Now you integrate by parts (or by mathematica if you can't by parts) to obtain
$$ I(t) = S(t) \frac{2}{\pi} [ -(\frac{1}{m} \sin{n x} \cos{m x}) |_0^\pi + \frac{n}{m} \int_0^\pi \cos{n x} \cos({m x}) dx]$$
The first term is 0 (cause sin is 0 in all multiplicities of $\pi$). Now we can proceed with integration by parts of the second term.

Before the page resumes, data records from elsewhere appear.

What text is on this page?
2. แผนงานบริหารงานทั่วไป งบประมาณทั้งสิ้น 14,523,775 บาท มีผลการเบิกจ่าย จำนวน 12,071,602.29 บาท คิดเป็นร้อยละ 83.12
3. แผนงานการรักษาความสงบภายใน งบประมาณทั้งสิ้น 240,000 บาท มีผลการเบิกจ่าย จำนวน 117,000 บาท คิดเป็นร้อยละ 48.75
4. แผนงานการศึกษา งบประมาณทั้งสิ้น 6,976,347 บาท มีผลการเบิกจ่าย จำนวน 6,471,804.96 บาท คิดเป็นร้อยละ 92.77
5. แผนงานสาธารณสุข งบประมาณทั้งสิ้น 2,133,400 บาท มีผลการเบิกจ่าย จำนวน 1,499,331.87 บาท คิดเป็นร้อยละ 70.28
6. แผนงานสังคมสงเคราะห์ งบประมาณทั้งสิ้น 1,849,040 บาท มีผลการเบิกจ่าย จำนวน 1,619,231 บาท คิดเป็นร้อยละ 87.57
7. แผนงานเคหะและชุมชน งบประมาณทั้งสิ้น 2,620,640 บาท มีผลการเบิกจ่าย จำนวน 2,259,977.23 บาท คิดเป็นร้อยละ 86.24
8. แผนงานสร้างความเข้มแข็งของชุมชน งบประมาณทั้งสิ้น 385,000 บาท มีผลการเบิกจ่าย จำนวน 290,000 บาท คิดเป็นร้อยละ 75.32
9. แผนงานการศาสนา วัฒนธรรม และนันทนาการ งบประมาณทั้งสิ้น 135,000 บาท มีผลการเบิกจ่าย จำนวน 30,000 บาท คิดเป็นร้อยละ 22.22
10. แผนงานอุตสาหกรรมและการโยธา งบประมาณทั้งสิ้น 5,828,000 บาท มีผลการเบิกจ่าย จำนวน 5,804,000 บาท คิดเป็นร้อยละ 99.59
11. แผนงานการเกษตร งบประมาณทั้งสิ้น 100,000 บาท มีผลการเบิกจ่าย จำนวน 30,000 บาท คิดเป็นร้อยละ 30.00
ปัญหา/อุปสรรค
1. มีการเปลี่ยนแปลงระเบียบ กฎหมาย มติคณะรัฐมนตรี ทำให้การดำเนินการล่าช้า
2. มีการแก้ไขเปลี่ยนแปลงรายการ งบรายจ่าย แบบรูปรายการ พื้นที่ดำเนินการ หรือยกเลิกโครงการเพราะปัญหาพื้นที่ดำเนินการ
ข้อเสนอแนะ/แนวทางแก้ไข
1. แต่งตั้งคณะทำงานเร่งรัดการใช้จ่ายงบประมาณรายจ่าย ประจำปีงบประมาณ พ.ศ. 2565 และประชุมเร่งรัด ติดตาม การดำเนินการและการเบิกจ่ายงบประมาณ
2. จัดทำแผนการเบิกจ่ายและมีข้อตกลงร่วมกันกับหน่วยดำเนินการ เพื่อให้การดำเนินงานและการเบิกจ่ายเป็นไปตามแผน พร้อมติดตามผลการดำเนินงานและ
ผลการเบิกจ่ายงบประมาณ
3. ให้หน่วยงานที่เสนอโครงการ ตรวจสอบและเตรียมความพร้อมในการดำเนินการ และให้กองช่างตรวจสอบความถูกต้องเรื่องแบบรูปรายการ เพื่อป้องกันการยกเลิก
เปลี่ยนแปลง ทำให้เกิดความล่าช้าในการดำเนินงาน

$$ I(t) = S(t) \frac{2}{\pi} ( \frac{n}{m} \int_0^\pi \cos{n x} \cos({m x}) dx) = S(t) \frac{2}{\pi} [ (\frac{n}{m^2} \cos{n x} \sin{m x}) |_0^\pi $$ $$ + \frac{n^2}{m^2} \int_0^\pi \sin{n x} \sin({m x}) dx] = \frac{n^2}{m^2} I(t)$$
So, there are two possibilities - either n=m or I(t)=0 (n=-m is excluded as negative labels are not in the basis because sin(-nx) = -sin(nx) - linear dependency). What you get is ORTHOGONALITY RELATION - if eigenvectors have different labels (e.g. 1 and 2 as in your case) they are orthogonal in $L^2([0,a])$ which happens to be your Hilbert space. There are theorems which state that this is always true for Hamiltonian eigenstates - corresponding theory of differental operators is known as Strum-Liouville theory (for finite dimensional Hilbert spaces this is a trivial property of self-adjoined operators).

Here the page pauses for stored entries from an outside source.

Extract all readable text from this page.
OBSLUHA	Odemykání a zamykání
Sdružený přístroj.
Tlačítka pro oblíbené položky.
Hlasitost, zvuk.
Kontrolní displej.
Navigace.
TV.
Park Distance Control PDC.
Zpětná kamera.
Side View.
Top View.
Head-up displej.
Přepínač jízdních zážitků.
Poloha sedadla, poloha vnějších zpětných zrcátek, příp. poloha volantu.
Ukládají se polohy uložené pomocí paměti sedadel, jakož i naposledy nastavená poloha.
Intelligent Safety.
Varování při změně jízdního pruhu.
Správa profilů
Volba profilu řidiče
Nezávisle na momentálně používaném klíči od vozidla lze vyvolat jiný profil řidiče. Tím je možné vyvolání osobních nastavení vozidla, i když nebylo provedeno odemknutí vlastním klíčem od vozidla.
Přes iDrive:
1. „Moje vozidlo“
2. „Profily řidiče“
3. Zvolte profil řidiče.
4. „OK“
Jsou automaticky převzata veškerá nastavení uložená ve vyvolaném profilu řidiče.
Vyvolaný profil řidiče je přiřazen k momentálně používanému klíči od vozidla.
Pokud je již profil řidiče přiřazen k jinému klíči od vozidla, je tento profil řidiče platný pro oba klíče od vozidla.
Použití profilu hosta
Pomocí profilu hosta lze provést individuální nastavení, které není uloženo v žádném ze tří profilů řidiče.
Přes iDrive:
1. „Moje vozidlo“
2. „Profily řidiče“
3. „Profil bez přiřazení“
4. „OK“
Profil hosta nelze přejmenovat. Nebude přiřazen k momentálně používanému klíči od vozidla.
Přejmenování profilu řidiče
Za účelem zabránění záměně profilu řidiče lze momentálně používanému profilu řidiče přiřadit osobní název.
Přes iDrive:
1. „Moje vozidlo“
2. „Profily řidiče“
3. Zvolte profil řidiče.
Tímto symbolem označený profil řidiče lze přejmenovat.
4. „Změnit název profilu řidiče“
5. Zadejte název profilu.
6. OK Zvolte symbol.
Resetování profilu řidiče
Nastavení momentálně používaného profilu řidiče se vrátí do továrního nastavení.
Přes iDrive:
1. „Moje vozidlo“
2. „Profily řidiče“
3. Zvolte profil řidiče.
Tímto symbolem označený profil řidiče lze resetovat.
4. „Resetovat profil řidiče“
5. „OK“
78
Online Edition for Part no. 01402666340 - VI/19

Now, to the second part of your question. The modulus squared of wavefunction is by definition probability density of finding a particle in an interval $dx$
So, the probability of finding particle in [0,a/2] is simply
$$\int_0^{a/2} |f(x,t)|^2 dx = \frac{1}{2}\int_0^{a/2} |\Phi_1(x)|^2 + |\Phi_2(x)|^2 dx + $$
$$ \frac{1}{2}\int_0^{a/2} \Phi_1(x) \Phi_2(x) \operatorname{exp} \Big( (-1^2+2^2)\frac{-i\pi^2 h t}{2ma^2} \Big)+ \Phi_2(x) \Phi_1(x) \operatorname{exp} \Big( (-2^2+1^2) \frac{-i\pi^2 h t}{2ma^2} \Big) $$ $$ = \frac{1}{2}\int_0^{a/2} |\Phi_1(x)|^2 + |\Phi_2(x)|^2 dx + \cos{\frac{3\pi^2 h t}{2ma}} \int_0^{a/2} \Phi_1(x) \Phi_2(x) dx $$
First integral is simply 1 because we take half of the area of $sin(x)^2$ and $sin(2x)$, and add it. Second integral can be easily computed using double 'by parts' formula from above and replacing $\pi$ with $\pi/2$ in integral limits. One gets $\frac{4}{3 \pi}$ Therefore finally
$$\int_0^{a/2} |f(x,t)|^2 dx = \frac{1}{2}+\frac{4}{3 \pi} \cos{\frac{3\pi^2 h t}{2ma}} $$
As $\frac{4}{3 \pi} < \frac{1}{2}$ the result makes sense. As the body is in mixture of two states, the probability is no longer constant in time.